The anatomic location of a tumor and necessary resection may result in significant disruption of the venous and lymphatic drainage of the extremity during resection, leading to venous stasis, swelling, and lymphedema. This can lead quickly to flap necrosis during the postoperative period, secondary infection, and eventual amputation.

Finally, oncologic complications, including local recurrence of tumor or tissue necrosis from radiation, may result in failure of a limb-sparing procedure.

Complications specific to endoprosthetic reconstruction may be related to mechanical or biologic factors. Prosthetic fracture, disassociation of modular components, fatigue failure, and polyethylene wear have been described. Improved implant designs, metallurgy, and manufacturing techniques can reduce the incidence of these problems significantly.

Our institutional experience with more than 200 MRS (Materials Research Society, Warrendale, PA) implants over the past 18 years have revealed no stem fractures, body fractures, or taper disassociations to date. Polyethylene bushing failure occurs in fewer than 5% of patients with the Kinematic rotating hinge mechanism.

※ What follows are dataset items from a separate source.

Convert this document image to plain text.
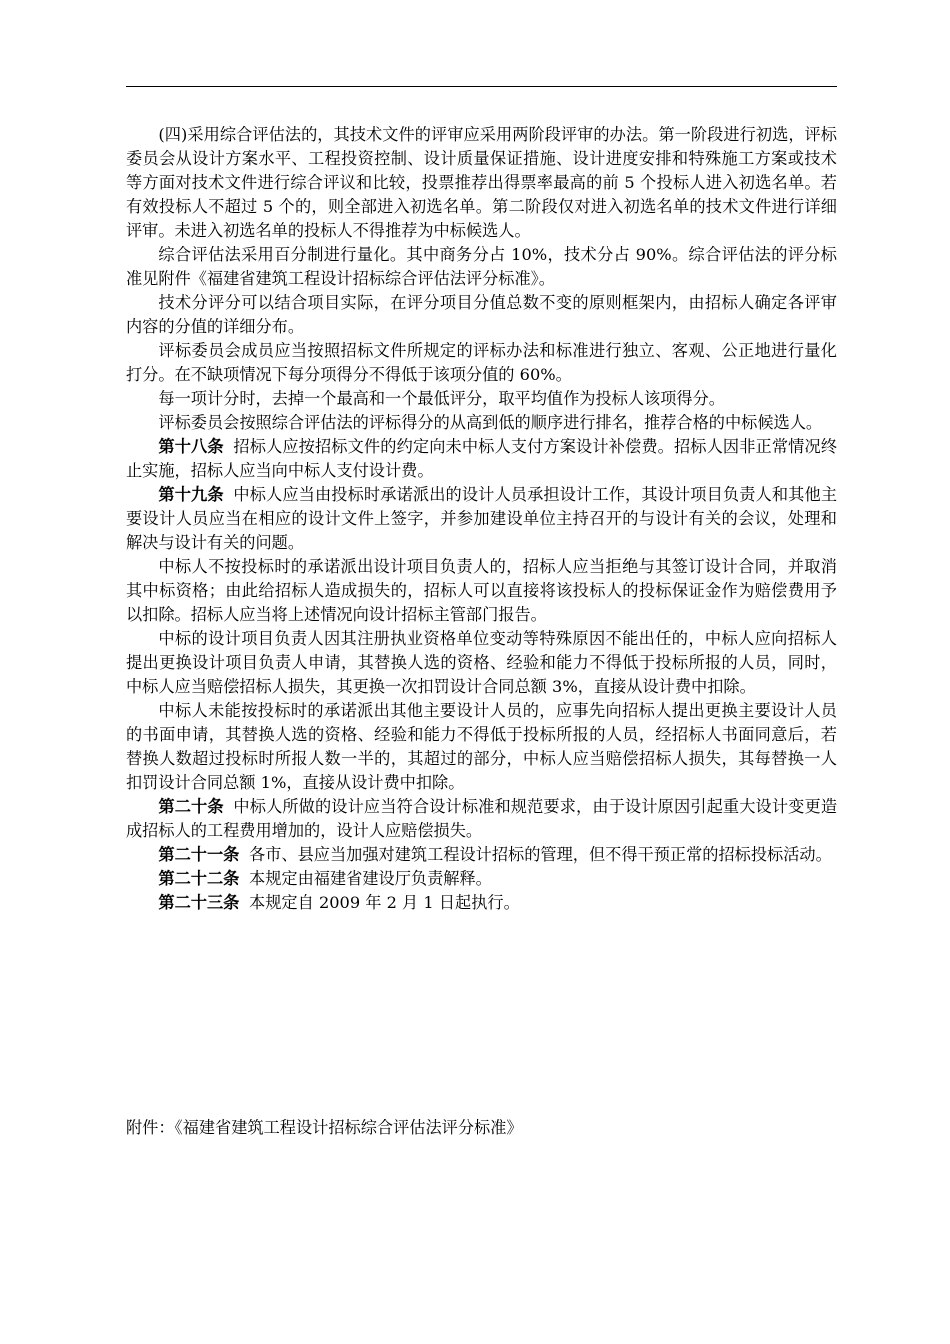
(四)采用综合评估法的，其技术文件的评审应采用两阶段评审的办法。第一阶段进行初选，评标委员会从设计方案水平、工程投资控制、设计质量保证措施、设计进度安排和特殊施工方案或技术等方面对技术文件进行综合评议和比较，投票推荐出得票率最高的前 5 个投标人进入初选名单。若有效投标人不超过 5 个的，则全部进入初选名单。第二阶段仅对进入初选名单的技术文件进行详细评审。未进入初选名单的投标人不得推荐为中标候选人。

综合评估法采用百分制进行量化。其中商务分占 10%，技术分占 90%。综合评估法的评分标准见附件《福建省建筑工程设计招标综合评估法评分标准》。

技术分评分可以结合项目实际，在评分项目分值总数不变的原则框架内，由招标人确定各评审内容的分值的详细分布。

评标委员会成员应当按照招标文件所规定的评标办法和标准进行独立、客观、公正地进行量化打分。在不缺项情况下每分项得分不得低于该项分值的 60%。

每一项计分时，去掉一个最高和一个最低评分，取平均值作为投标人该项得分。

评标委员会按照综合评估法的评标得分的从高到低的顺序进行排名，推荐合格的中标候选人。

第十八条 招标人应按招标文件的约定向未中标人支付方案设计补偿费。招标人因非正常情况终止实施，招标人应当向中标人支付设计费。

第十九条 中标人应当由投标时承诺派出的设计人员承担设计工作，其设计项目负责人和其他主要设计人员应当在相应的设计文件上签字，并参加建设单位主持召开的与设计有关的会议，处理和解决与设计有关的问题。

中标人不按投标时的承诺派出设计项目负责人的，招标人应当拒绝与其签订设计合同，并取消其中标资格；由此给招标人造成损失的，招标人可以直接将该投标人的投标保证金作为赔偿费用予以扣除。招标人应当将上述情况向设计招标主管部门报告。

中标的设计项目负责人因其注册执业资格单位变动等特殊原因不能出任的，中标人应向招标人提出更换设计项目负责人申请，其替换人选的资格、经验和能力不得低于投标所报的人员，同时，中标人应当赔偿招标人损失，其更换一次扣罚设计合同总额 3%，直接从设计费中扣除。

中标人未能按投标时的承诺派出其他主要设计人员的，应事先向招标人提出更换主要设计人员的书面申请，其替换人选的资格、经验和能力不得低于投标所报的人员，经招标人书面同意后，若替换人数超过投标时所报人数一半的，其超过的部分，中标人应当赔偿招标人损失，其每替换一人扣罚设计合同总额 1%，直接从设计费中扣除。

第二十条 中标人所做的设计应当符合设计标准和规范要求，由于设计原因引起重大设计变更造成招标人的工程费用增加的，设计人应赔偿损失。

第二十一条 各市、县应当加强对建筑工程设计招标的管理，但不得干预正常的招标投标活动。

第二十二条 本规定由福建省建设厅负责解释。

第二十三条 本规定自 2009 年 2 月 1 日起执行。

附件：《福建省建筑工程设计招标综合评估法评分标准》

Biologic failure of an endoprosthesis may occur as a result of joint instability, aseptic loosening, or periprosthetic fracture of bone around the prosthesis. Meticulous attention to soft tissue reconstruction has virtually eliminated joint instability as a problem. The use of circumferential porous coating, properly sized large-diameter stems, and third-generation cementation techniques has helped to prevent aseptic loosening in our patients. Surgical technique and the use of polished cemented stems have prevented periprosthetic fractures during surgery. Several patients with secondary, late fractures as a result of blunt trauma (eg, falls, auto accidents) have been treated successfully with casting and protected weight bearing.

 

FUTURE TRENDS FOR ENDOPROSTHETIC RECONSTRUCTION

 

Current modular endoprosthetic reconstruction has greatly facilitated limb-sparing surgery following resection of bone sarcomas. Its success also has expanded the indications to include bone defects for nononcologic problems. Increasing experience in the salvage of failed total joint replacements, chronic nonunions of fractures, and reconstruction following radical resection of osteomyelitis has shown that the proven concepts of limb-sparing surgery can be applied to many different clinical situations. Today, more endoprosthetic

reconstructions are performed for nononcologic reconstructions than for osteosarcomas.

 

Ongoing research continually strives to improve the outcome following endoprosthetic reconstruction. Continued work on improved metallurgy and polymers, particularly with the introduction of cross-linked polyethylene, promises improved long-term durability. Routine use of premixed antibiotic cement and experimentation with antimicrobial implant surfaces may help to reduce the risk of periprosthetic infection. New techniques for tendon attachment to the prosthesis include novel clamps and ingrowth surfaces to promote improved junctional strength.

 

New implant technologies such as the Repiphysis noninvasive expandable prosthesis offer hope to younger children with few alternative options. New fixation methods, including hydroxyapatite stems with porous-coated surfaces, may be of great value in nononcologic patients.

 

The recently introduced Compress system represents the first new method of prosthetic fixation in decades. We have already adapted this system to expand the applicability of intercalary endoprosthetic reconstruction. Although future advances in tissue engineering hold the promise of artificially engineered living bone, we expect that endoprosthetic reconstruction will remain the preferred choice of orthopedists for many years to come.